Research reported in this publication was supported by the National Center for Advancing Translational Sciences of the National Institutes of Health (NIH) under award number TL1TR001880 (Dr Marquez), NIH National Institute of Child Health and Human Development F31HD085731 (Dr Ko), NIH National Heart, Lung, and Blood Institute T32HL007915 (Dr Ko), Tim Raymond Family Fund (Dr Kilbaugh), NIH National Heart, Lung, and Blood Institute R01HL141386 (Dr Kilbaugh), and Department of Defense W81XWH‐16‐PRMRP‐TTDA (Dr Kilbaugh).

Disclosures

Dr Marquez received a research grant from the National Institutes of Health (NIH) National Center for Advancing Translational Sciences TL1TR001880 (significant).

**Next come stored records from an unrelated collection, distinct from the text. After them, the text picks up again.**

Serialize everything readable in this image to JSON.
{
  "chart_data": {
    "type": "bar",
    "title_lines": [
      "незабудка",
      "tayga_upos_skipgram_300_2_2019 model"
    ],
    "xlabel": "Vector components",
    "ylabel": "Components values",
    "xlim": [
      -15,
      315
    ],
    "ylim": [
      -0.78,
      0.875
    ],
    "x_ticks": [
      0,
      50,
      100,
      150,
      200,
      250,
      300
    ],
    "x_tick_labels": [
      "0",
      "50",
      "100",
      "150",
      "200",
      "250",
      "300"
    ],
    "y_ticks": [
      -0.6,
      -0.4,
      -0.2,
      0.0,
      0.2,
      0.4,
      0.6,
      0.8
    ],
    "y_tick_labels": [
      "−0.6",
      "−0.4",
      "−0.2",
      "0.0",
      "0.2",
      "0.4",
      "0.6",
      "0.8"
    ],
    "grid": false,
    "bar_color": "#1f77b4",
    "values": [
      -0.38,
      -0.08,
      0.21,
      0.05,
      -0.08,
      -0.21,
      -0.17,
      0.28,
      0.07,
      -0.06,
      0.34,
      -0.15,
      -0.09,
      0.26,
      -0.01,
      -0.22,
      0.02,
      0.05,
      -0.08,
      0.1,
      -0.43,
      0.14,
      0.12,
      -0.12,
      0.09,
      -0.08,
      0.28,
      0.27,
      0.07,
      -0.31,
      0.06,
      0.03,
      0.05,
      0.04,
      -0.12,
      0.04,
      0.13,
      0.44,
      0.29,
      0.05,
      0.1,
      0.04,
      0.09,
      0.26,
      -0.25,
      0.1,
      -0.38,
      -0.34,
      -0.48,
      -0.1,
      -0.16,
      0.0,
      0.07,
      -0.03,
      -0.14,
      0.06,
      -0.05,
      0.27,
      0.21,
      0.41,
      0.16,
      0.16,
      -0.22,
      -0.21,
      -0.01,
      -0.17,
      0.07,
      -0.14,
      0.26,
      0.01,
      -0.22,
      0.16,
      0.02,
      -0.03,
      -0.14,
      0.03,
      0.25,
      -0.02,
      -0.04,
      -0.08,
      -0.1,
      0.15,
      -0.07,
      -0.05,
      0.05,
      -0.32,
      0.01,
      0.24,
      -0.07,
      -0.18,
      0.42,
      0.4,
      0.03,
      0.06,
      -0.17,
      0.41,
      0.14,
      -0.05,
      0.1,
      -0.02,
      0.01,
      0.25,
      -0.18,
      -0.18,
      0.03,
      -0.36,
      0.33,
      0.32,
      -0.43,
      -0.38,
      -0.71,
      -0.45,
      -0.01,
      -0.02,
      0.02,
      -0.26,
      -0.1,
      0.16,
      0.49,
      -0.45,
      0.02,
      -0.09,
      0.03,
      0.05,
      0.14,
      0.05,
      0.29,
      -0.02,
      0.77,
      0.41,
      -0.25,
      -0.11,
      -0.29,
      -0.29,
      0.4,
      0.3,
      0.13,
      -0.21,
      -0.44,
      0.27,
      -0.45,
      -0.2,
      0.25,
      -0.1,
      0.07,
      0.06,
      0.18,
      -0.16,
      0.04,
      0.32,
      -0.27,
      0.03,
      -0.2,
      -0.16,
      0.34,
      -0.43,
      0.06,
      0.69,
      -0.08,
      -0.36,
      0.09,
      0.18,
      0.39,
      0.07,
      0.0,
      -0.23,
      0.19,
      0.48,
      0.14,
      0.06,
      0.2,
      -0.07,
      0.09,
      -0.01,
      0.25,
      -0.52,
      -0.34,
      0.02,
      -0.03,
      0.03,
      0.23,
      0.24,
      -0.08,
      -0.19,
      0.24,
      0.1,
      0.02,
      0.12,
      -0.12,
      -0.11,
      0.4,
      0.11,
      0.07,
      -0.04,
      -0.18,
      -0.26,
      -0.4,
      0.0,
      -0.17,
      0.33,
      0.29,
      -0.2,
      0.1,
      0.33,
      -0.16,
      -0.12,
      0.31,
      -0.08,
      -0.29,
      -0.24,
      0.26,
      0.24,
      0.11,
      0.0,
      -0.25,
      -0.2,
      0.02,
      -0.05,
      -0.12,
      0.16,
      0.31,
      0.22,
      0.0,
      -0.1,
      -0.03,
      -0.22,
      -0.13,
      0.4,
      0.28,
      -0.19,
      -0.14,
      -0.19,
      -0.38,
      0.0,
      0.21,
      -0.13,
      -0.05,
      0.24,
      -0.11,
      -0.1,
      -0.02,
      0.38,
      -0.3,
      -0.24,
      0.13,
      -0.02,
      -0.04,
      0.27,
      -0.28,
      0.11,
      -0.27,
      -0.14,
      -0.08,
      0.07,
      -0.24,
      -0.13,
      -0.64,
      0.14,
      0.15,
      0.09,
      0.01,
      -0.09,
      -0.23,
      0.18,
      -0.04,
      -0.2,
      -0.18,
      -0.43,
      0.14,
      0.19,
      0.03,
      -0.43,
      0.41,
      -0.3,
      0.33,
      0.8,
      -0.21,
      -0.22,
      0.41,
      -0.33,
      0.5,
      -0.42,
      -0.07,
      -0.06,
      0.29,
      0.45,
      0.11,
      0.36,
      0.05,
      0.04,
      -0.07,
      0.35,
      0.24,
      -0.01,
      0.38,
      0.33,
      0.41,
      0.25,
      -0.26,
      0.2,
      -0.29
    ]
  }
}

Dr Morgan received research grants from the NIH National Institute of Child Health and Human Development R21HD089132 (modest), NIH National Heart, Lung, and Blood Institute R01HL147616 (modest), and NIH National Heart, Lung, and Blood Institute R01HL141386 (modest). Dr Ko received research grants from the NIH National Institute of Child Health and Human Development F31HD085731 (significant) and NIH National Heart, Lung, and Blood Institute T32HL007915 (significant). Dr McManus received a research grant from the Department of Defense W81XWH‐16‐PRMRP‐TTDA (significant). Dr Licht received a research grant from the NIH National Institute of Neurological Disorders and Stroke R01NS060653 (significant). Dr Berg received the following research grants: NIH R21HD089132 (significant); NIH National Heart, Lung, and Blood Institute R01HL147616 (significant); NIH National Heart, Lung, and Blood Institute R01HL141386 (modest); and NIH National Heart, Lung, and Blood Institute R01HL131544 (modest). Dr Sutton holds a Zoll speaking honorarium and received the following research grants: NIH National Heart, Lung, and Blood Institute R01HL131544 (significant); NIH National Heart, Lung, and Blood Institute R01HL147616 (significant); and NIH National Heart, Lung, and Blood Institute R01HL141386 (significant). Dr Kilbaugh received the following research grants: NIH National Heart, Lung, and Blood Institute R01HL141386 (significant); Department of Defense W81XWH‐16‐PRMRP‐TTDA (significant); and Tim Raymond Family Fund (modest). The remaining authors have no disclosures to report.